A l'embranchement vers l'ouest, nous laissons le scooter pour nos souliers et bâton de randonnée. 


La nature est luxuriante et les fleurs témoignent que la période récente a été humide.


Il y a tellement de fleurs que cela vaudra bien une page spéciale.


Les abeilles ont de quoi se régaler...


    

Le "Geowalk" est très bien balisé ainsi que les sentiers de randonnée qui sillonnent l'île.



Quelques cultures en terrasse subsistent avec des céréales, des oliviers...



Le Geowalk fait partie du sentier n°2.



Nous arrivons dans cette zone de rochers sculptés par le vent.


Le clou de la journée, objectif de ce "geowalk" : une ombrelle, comme l'appellent les locaux, champignon pensons nous, mais corrigés par notre géologue préférée, nous dirons cheminée de fée.


Le chapeau d'ignimbrite (roche dure issue de pluies volcaniques incandescentes) brun poreux grossier est assis sur le cou de tuff blanc qui s'est érodé plus vite.



Cette ombrelle (σκιαδι Skiadi) est parfaite pour la sieste d'autant que nous ne verrons pas âme qui vive pendant cette randonnée.



Détail de la base de tuff, volcanique aussi !



Retour par la côte. 


Les 75 cm3 du scooter nous aident bien à aller jusqu'à la plage de Prassa, au nord-est de l'île. Repos après baignade.


Jean-Yves inspecte les environs et va jusqu'à la mine à ciel ouvert d'où on extrait du tuff ou bentonite  qui fait la richesse de l'île. C'est utilisé pour de multiples applications : adjuvants pour béton, litières pour chats, industrie alimentaire, argile etc...(https://fr.wikipedia.org/wiki/Bentonite).


De kimolia, qui signifie craie, à Kimolos, il n'y a qu'un pas !



Retour par la chora où on prépare l'arrivée des touristes début juin.

Le tour de Kimolos à la voile


Cap au nord pour un tour en deux jours. Nous repassons devant la mine de bentonite.

Nous ferons un mouillage devant la plage de Mayrospilia, qui est entière pour nous !



Il paraît qu'on peut voir des vestiges archéologiques de tombes dans cette baie ?


La couleur de l'eau incite à la baignade mais elle reste un peu fraîche, autour de 19 degrés.
Les vents n'arrêtent pas de tourner et sont conformes à la météo. Nous sommes obligés d'aller mouiller sur la cote de Milos, près du port de Pollonia.
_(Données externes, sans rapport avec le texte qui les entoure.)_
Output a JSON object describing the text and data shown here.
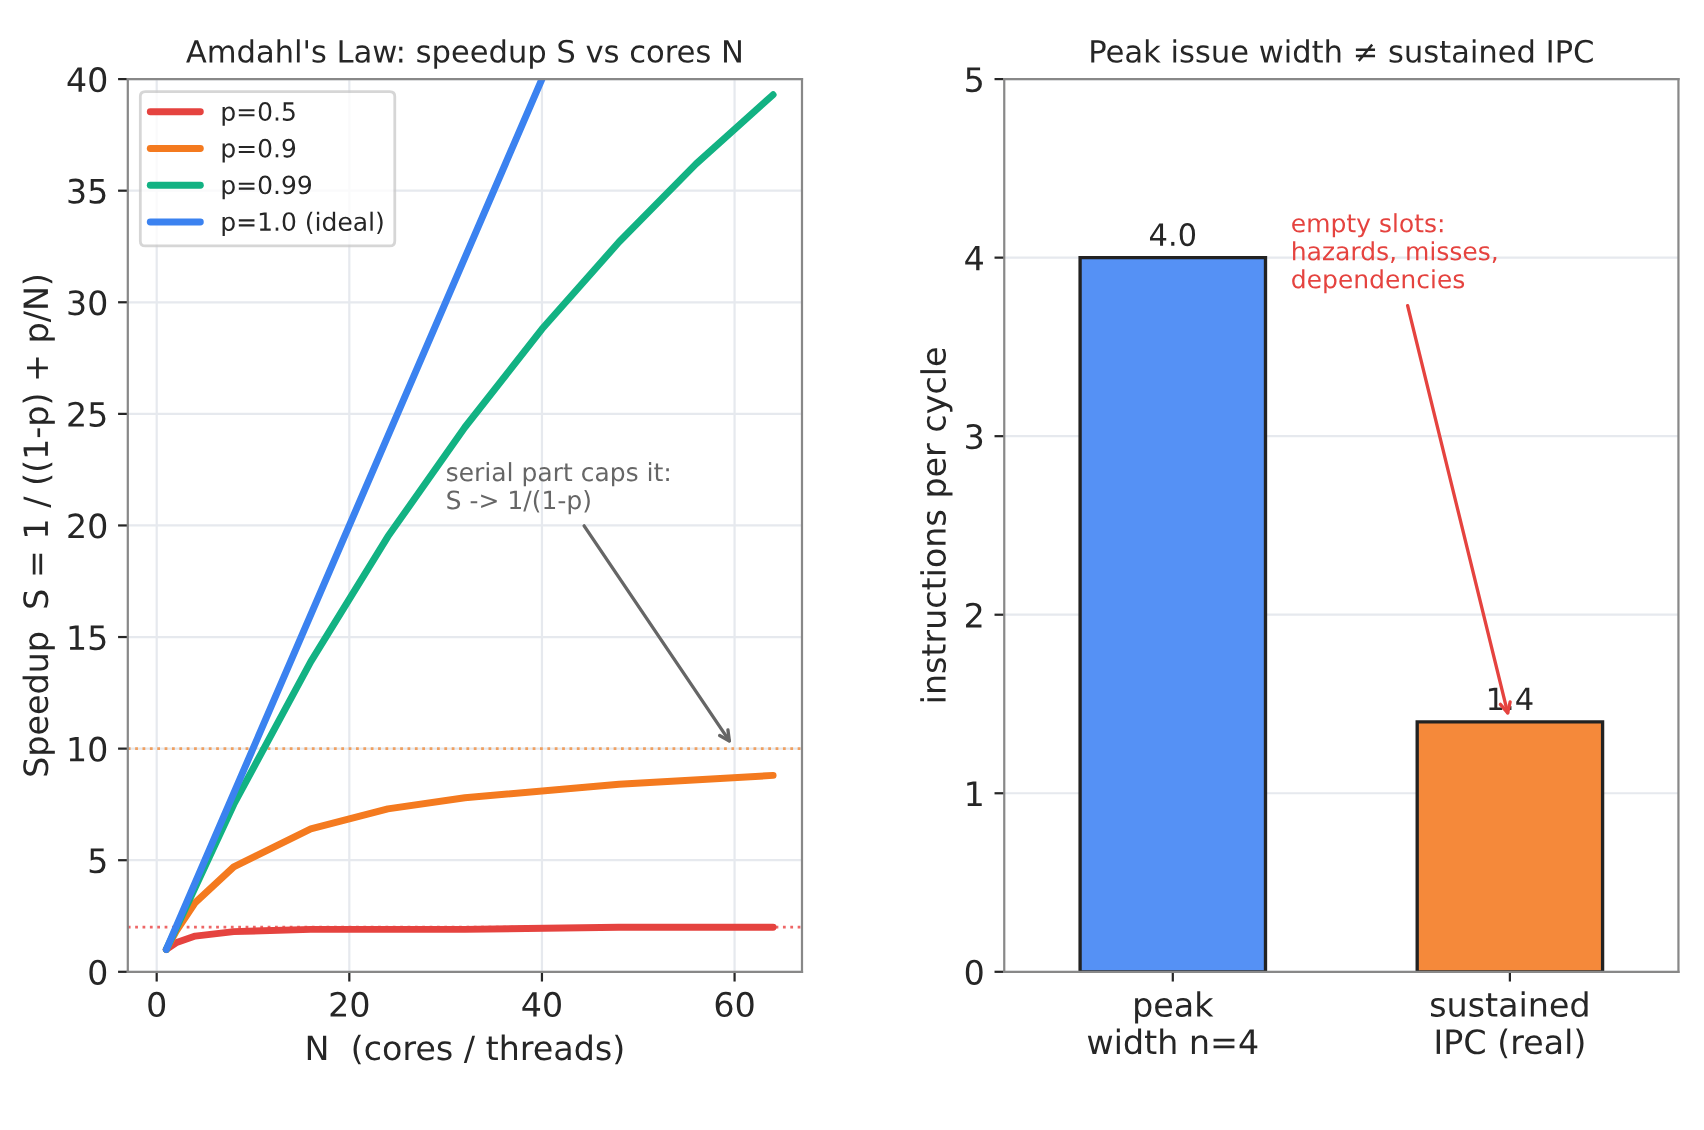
{
  "chart_data": [
    {
      "type": "line",
      "title": "Amdahl's Law: speedup S vs cores N",
      "xlabel": "N  (cores / threads)",
      "ylabel": "Speedup  S = 1 / ((1-p) + p/N)",
      "xlim": [
        -3,
        67
      ],
      "xticks": [
        0,
        20,
        40,
        60
      ],
      "ylim": [
        0,
        40
      ],
      "yticks": [
        0,
        5,
        10,
        15,
        20,
        25,
        30,
        35,
        40
      ],
      "grid": true,
      "legend": "top left",
      "series": [
        {
          "name": "p=0.5",
          "color": "#e5433f",
          "x": [
            1,
            2,
            4,
            8,
            16,
            32,
            48,
            64
          ],
          "values": [
            1.0,
            1.3,
            1.6,
            1.8,
            1.9,
            1.9,
            2.0,
            2.0
          ]
        },
        {
          "name": "p=0.9",
          "color": "#f47a1f",
          "x": [
            1,
            2,
            4,
            8,
            16,
            24,
            32,
            48,
            64
          ],
          "values": [
            1.0,
            1.8,
            3.1,
            4.7,
            6.4,
            7.3,
            7.8,
            8.4,
            8.8
          ]
        },
        {
          "name": "p=0.99",
          "color": "#12b283",
          "x": [
            1,
            8,
            16,
            24,
            32,
            40,
            48,
            56,
            64
          ],
          "values": [
            1.0,
            7.5,
            13.9,
            19.5,
            24.4,
            28.8,
            32.7,
            36.2,
            39.3
          ]
        },
        {
          "name": "p=1.0 (ideal)",
          "color": "#3b82f0",
          "x": [
            1,
            40
          ],
          "values": [
            1,
            40
          ]
        }
      ],
      "ref_lines": [
        {
          "axis": "y",
          "value": 10,
          "color": "#f0a060",
          "line_style": "dotted"
        },
        {
          "axis": "y",
          "value": 2,
          "color": "#ee6666",
          "line_style": "dotted"
        }
      ],
      "annotations": [
        {
          "text": "serial part caps it:\nS -> 1/(1-p)",
          "x": 60,
          "y": 10
        }
      ]
    },
    {
      "type": "bar",
      "title": "Peak issue width ≠ sustained IPC",
      "ylabel": "instructions per cycle",
      "categories": [
        "peak\nwidth n=4",
        "sustained\nIPC (real)"
      ],
      "values": [
        4.0,
        1.4
      ],
      "colors": [
        "#5591f5",
        "#f5893a"
      ],
      "value_labels": [
        "4.0",
        "1.4"
      ],
      "ylim": [
        0,
        5
      ],
      "yticks": [
        0,
        1,
        2,
        3,
        4,
        5
      ],
      "grid": "y",
      "annotations": [
        {
          "text": "empty slots:\nhazards, misses,\ndependencies",
          "x": "sustained\nIPC (real)",
          "y": 1.4
        }
      ]
    }
  ]
}
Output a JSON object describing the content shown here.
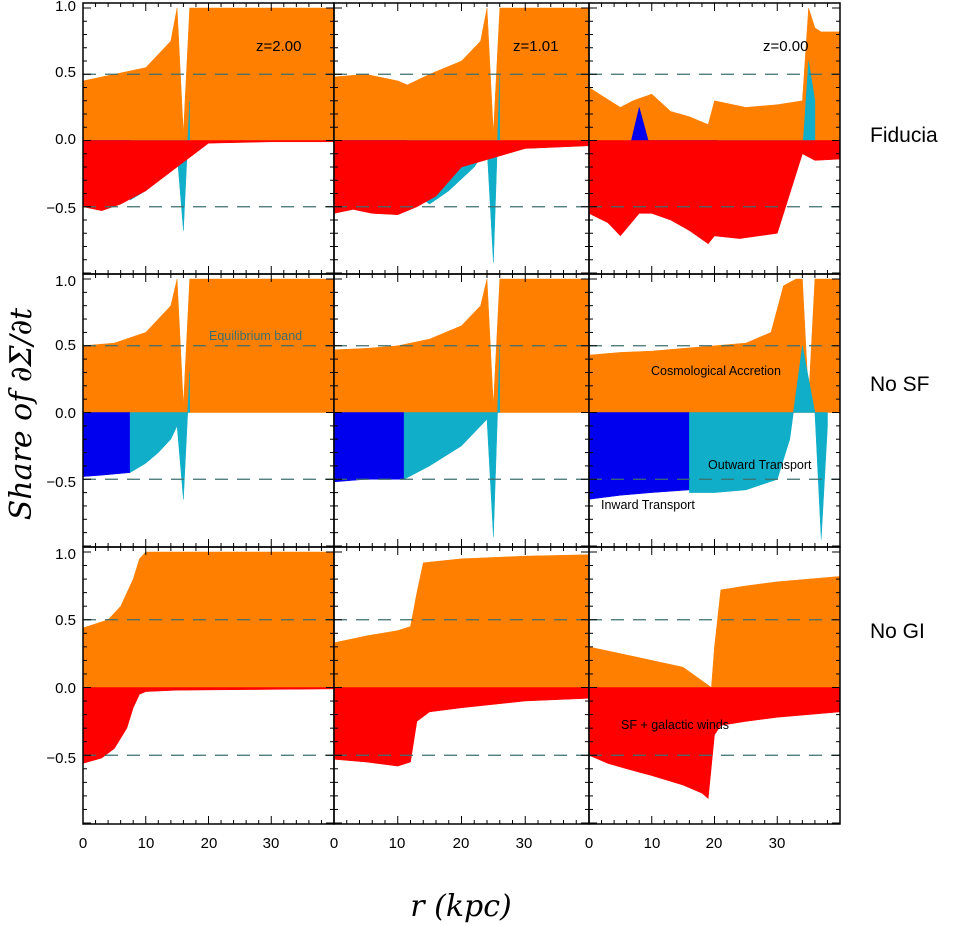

 Nous y verrons le coucher du soleil et ...


le lever de pleine lune !



Trace de KaïtoS à Kimolos.


Retour sur Kimolos à la recherche des tombes sous marines. Ne sachant pas très bien leur localisation et l'eau étant fraîche, nous cherchons avec l'annexe mais le vent ride la surface et empêche de bien voir le fond. Ce sera pour une autre visite.


Quelques belles cheminées au bord de l'eau.




Retour le soir même dans la baie à l'ouest d'Appolonia sur Milos où nous bénéficions encore d'un spectacle très estimé.
C'était le 19 mai. 
A bientôt, avec les fleurs de Kimolos.